Par conséquent, l’impossibilité de considérer automatiquement les manifestations d’un groupe autochtone comme un reflet immédiat de sa « pensée » nous conduit à nous éloigner encore plus de l’approche de la rationalité-pensée. Cette approche présente par ailleurs d’autres inconvénients qui ne sont pas sans importance ici. D’un côté, le caractère socialement construit d’une rationalité est négligé lorsque cette approche met l’accent sur les facultés neurobiologiques humaines. D’autre part, son accent manifeste sur l’individu introduit un biais psychique qui rend difficile d’envisager la dimension collective de la rationalité —si ce n’est du point de vue de la morale (Nozick 1993, Tambiah 1990:138-139), ou comme agrégat de désirs et décisions individuelles (Elster 1983:2). Enfin, la rationalité-pensée revenant dans certains cas à une rationalité épistémique ou logique argumentative (par exemple Alexander 2000:246, Foley 1987), le débat qu’elle a organisé a laissé intacte l’idée d’une « vérité », accessible par une autre rationalité objective, que les Occidentaux sont supposés atteindre avec une plus grande justesse que les savoirs autochtones. Mais dès lors que la vérité est conçue comme un effet de discours, construit et arrimé à une réalité institutionnelle donnée (chez Foucault 1983, par exemple), l’idée même de « rationalité » s’est affaiblie de manière importante.
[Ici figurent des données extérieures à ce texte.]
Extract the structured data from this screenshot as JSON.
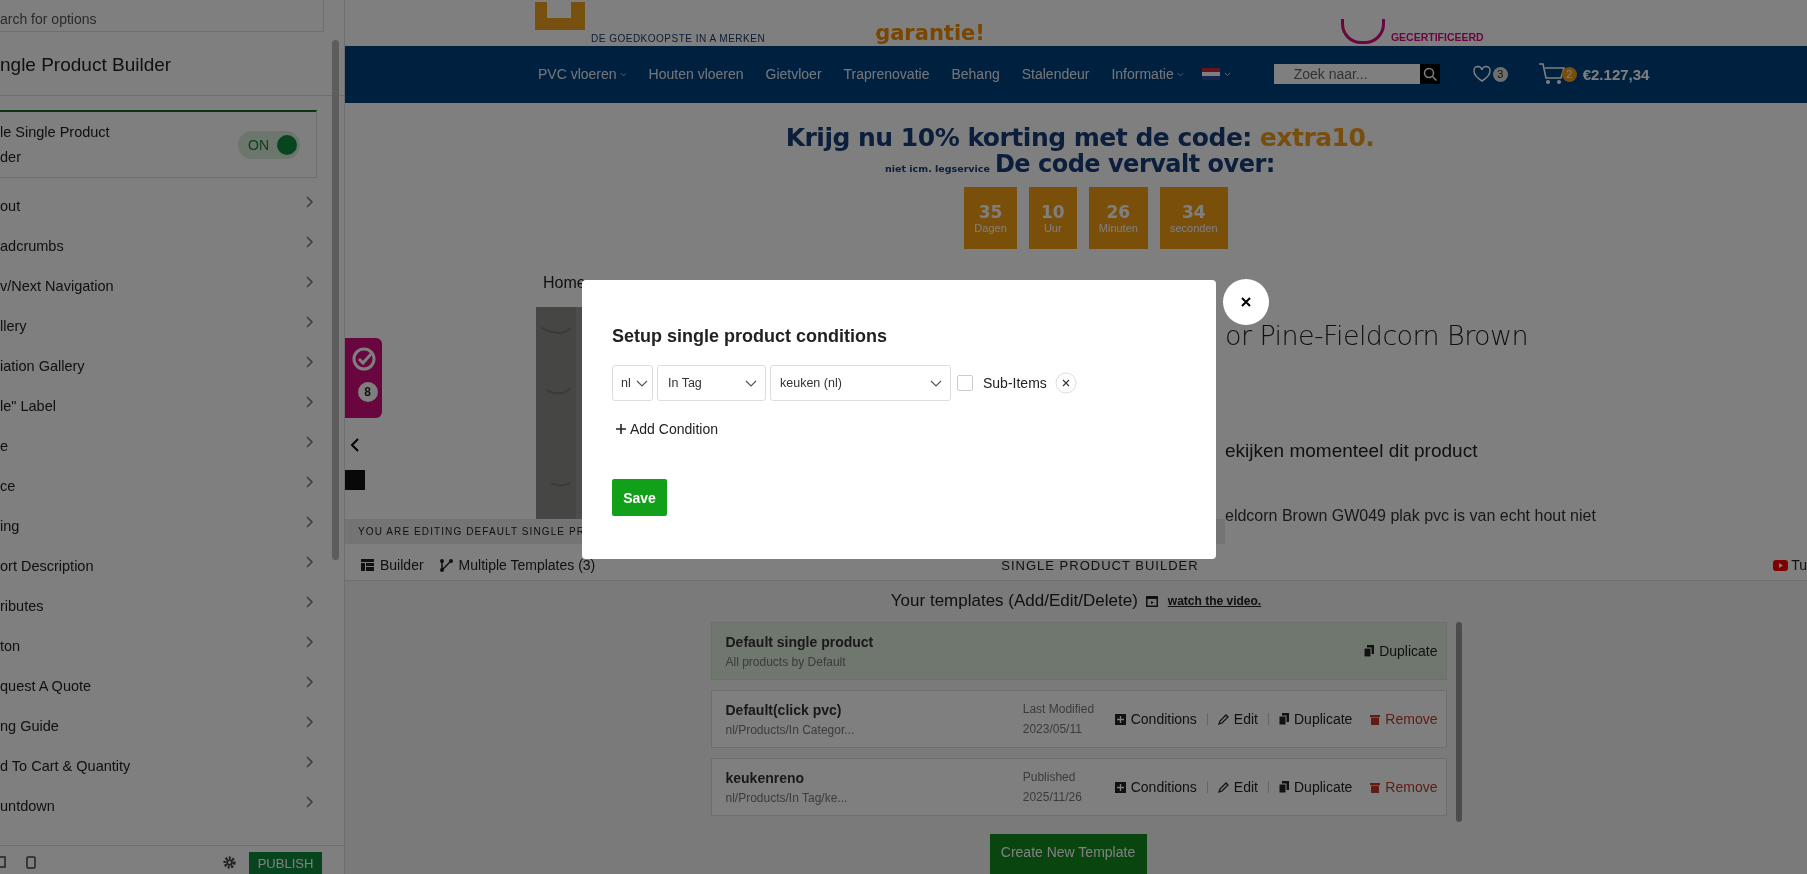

Qu’est-ce que la rationalité, si elle ne peut être comprise en fonction de la pensée d’un groupe ou d’un individu? Comment pourrait-elle être définie s’il ne s’agit plus d’un élément qui précède et détermine l’action? La prochaine section vise à baliser une définition qui nous éloigne des acceptions analysées jusqu’ici.

25 Une mise en question analogue avait été posée par Malinowski lorsqu’il prit le langage comme moyen

pour comprendre la pensée : « There is nothing more dangerous than to imagine that language is a

process running parallel and exactly corresponding to mental process, and that the function of language is to reflect or to duplicate the mental reality of man in a secondary flow of verbal equivalents »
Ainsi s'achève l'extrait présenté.